Doch gerade mit letzterem ist in dieser Geschichte nicht viel zu wollen, denn er setzt auf die falschen Pferde, bzw. hat keine echten Freunde. Seinem Kumpel, dem dauerkoksenden Gangsteranwalt, fühlt er sich verpflichtet, weil der ihn aus dem Knast geholt hat, doch zieht ihn der bei erster Gelegenheit über den Tisch, nutzt ihn aus, reitet ihn in die Scheiße. Doch das geschieht unmerklich, beiläufig, wir ahnen das Unheil, Carlito nicht.

Aus dem Sumpf, in dem er verkehrt, wächst nichts Gutes und da kann ihn auch die Liebe zu einer alten Flamme nicht retten, die seine Rettung darin sieht, komplett auszusteigen, Brücken abzubrechen. Dazu hat Carlito Brigante jedoch zuviel Ehre, als er endlich schlau wird, ist es bereits zu spät.

Geschickt verwebt der Film das Schicksal mehrerer Personen, mischt die Anwaltsstory mit jungen Gangsterfiguren und einem Boß, der aus dem Knast ausbricht samt einem Staatsanwalt, der an Brigante wieder ran will. De Palma fokussiert geschickt, zieht das Netz aus Indizien für den Zuschauer immer enger zu, macht ein Entkommen mehr und mehr unmöglich. Dazu muß man zwar ein paar Längen ertragen (vor allem die Sequenzen mit seiner Freundin sind leicht berechenbar und zäh), gerät aber im letzten Drittel unter Hochdruck.

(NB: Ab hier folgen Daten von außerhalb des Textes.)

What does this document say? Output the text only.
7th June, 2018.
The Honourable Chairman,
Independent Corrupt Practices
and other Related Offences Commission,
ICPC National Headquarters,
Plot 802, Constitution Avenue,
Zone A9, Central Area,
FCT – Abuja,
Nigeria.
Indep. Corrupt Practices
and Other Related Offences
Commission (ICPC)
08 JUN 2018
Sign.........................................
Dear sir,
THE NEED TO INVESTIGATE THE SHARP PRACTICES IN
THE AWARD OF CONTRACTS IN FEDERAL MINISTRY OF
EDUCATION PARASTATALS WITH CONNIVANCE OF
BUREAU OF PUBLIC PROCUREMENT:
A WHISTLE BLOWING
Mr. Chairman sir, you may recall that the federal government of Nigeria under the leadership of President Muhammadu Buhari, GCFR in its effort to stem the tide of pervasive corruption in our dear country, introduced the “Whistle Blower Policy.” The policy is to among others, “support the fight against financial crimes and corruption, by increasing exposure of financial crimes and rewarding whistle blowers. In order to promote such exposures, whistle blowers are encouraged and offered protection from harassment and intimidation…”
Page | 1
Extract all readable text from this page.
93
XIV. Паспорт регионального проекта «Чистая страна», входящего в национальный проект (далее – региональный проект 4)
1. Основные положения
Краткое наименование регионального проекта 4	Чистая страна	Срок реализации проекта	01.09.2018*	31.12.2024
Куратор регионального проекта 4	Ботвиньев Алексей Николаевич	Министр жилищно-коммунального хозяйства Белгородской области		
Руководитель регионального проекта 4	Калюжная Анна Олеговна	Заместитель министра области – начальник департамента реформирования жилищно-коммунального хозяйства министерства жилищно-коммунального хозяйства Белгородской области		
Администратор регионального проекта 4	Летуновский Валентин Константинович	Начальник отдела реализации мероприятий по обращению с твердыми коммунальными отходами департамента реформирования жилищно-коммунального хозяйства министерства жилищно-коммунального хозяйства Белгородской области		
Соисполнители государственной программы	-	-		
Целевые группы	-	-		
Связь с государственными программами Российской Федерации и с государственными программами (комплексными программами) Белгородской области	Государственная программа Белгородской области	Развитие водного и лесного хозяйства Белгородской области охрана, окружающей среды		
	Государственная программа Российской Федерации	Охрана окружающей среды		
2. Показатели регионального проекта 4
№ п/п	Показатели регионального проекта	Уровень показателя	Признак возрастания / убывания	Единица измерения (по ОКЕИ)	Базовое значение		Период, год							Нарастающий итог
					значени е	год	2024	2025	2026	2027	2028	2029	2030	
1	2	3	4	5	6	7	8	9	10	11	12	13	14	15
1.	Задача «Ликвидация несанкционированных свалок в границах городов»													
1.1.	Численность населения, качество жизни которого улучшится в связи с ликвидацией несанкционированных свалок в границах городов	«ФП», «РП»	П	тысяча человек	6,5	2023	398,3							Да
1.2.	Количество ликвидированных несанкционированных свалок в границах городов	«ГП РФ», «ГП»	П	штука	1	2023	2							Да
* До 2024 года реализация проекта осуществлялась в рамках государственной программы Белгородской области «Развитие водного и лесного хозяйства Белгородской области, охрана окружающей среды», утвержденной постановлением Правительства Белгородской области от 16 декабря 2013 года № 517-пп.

Zeitweise gewalttätige Ausbrüche (eine typische De Palma-Sequenz entsteht im ersten Drittel, wenn Carlito und sein dealender Cousin in eine Todesfalle in einer Bar geraten, eine fulminant gefilmte Bildfolge, die geradezu in Gewalt explodiert) ergänzen das Bild der auswegfreien Gnadenlosigkeit.

Ironischerweise gelingt es Carlito im Showdown trotz erdrückender Übermacht von Gegnern siegreich zu bleiben (die finale Jagd in der U-Bahn und der Shootout in der Central Station sind der absolute Höhepunkt), um dann von einer Nebenfigur ebenso verraten wie niedergeschossen zu werden, die mit seinem Schicksal nichts zu tun hat, außer das sie sich einen Namen machen und sich profilieren will. Das hier aufkommende Christusmotiv des Leidenden zieht sich erzählerisch durch den ganzen Film.

Wer hier Parallelen zu der ersten Palma-Pacino Paarung in "Scarface" zieht, muß gleichzeitig die Unterschiede eingestehen. Aus der Egomanie, dem Größenwahn und der selbstzerstörerischen Uneinsichtigkeit des Vorgängers, wird hier die Ausweglosigkeit, die Vorbestimmung und die Kennzeichnung des Milieus, die einen nicht mehr fort lassen. Sicher ist das ein wenig Fatalismus, aber die erzählerische Wucht der Story vom Geschundenen ohne Ausweg ist so intensiv erzählt, daß nicht bloß an der Oberfläche bleibt. Wer also dem Grundton des Films folgt, für den wird der Ausgang der letzten Szene nicht überraschend sein, sondern folgerichtig. Definitiv in Scorseses Liga: 7,5/10!